AkerBP ASA and Cairn Energy plc have made investment bank Jefferies' 'top pick' list, while Genel Energy plc and Tullow Oil plc have been given an 'underperform' rating by the firm.
AkerBP ASA and Cairn Energy plc have made investment bank Jefferies’ ‘top pick’ list, while Genel Energy plc and Tullow Oil plc have been given an ‘underperform’ rating by the firm.
“Det Norske's merger with BP Norge to create AkerBP is a clear industry validation of material, de-risked asset attractiveness … At $12 per barrel of oil equivalent 2P and with new production … in 2017, we retain our AKERBP top pick view,” oil and gas analysts at Jefferies said in a short research note sent to Rigzone.
“At the opposite end, Genel Energy's 'Taq Taq' field production decline and reserve downgrade outweighed any oil price recovery, and we downgrade GENL to Underperform (again) as further Taq Taq production decline offsets any roll forward valuation improvement,” the analysts added.
With a second round of appraisal at Cairn's Senegal SNE discovery providing a potential catalyst to unlock further value, and the additional catalysts brought about by two UK North Sea field production start-ups, Cairn Energy was described by Jefferies as another top pick.
Tullow Oil's slower than expected ramp-up from the TEN field, however, kept the oil and gas firm at an underperform rating from Jefferies due to the TEN asset's “importance to the business case”.
Det Norske completed its merger with BP Norge in the fourth quarter of 2016. The company announced Dec. 28 that its operated Ivar Aasen field in the North Sea had come online and produced first oil. The output start-up from the field comes four years after the Plan for Development and Operation (PDO) was submitted.
In August last year, Cairn Energy increased its 2C resource estimate at the SNE asset offshore Senegal to 473 million barrels from an earlier prediction of 385 million barrels.
Over the last two years, six wells have been drilled within the SNE field.

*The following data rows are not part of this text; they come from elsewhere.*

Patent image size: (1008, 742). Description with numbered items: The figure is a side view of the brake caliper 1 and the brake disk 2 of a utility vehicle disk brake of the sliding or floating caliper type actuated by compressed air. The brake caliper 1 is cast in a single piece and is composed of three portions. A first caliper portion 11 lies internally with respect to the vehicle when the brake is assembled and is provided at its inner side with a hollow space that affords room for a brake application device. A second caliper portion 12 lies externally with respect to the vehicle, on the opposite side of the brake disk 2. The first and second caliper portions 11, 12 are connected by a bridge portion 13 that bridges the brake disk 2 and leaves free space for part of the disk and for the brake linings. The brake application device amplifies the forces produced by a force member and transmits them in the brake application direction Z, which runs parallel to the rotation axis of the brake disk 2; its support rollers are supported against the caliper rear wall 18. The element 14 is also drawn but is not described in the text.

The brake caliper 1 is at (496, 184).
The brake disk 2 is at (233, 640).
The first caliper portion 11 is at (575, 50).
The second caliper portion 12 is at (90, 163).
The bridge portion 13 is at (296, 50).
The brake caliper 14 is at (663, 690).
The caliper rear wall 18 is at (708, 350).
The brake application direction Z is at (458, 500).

Two of these were basin-opening discoveries, according to Cairn, and four were successful appraisal wells.
The resource estimate increase was still lower than Woodside's estimates of gross 2C resources of 560 million barrels and Far's estimates of 277-1,071 million barrels as of April 2016, said FirstEnergy Capital in a brief research note sent to Rigzone at the time.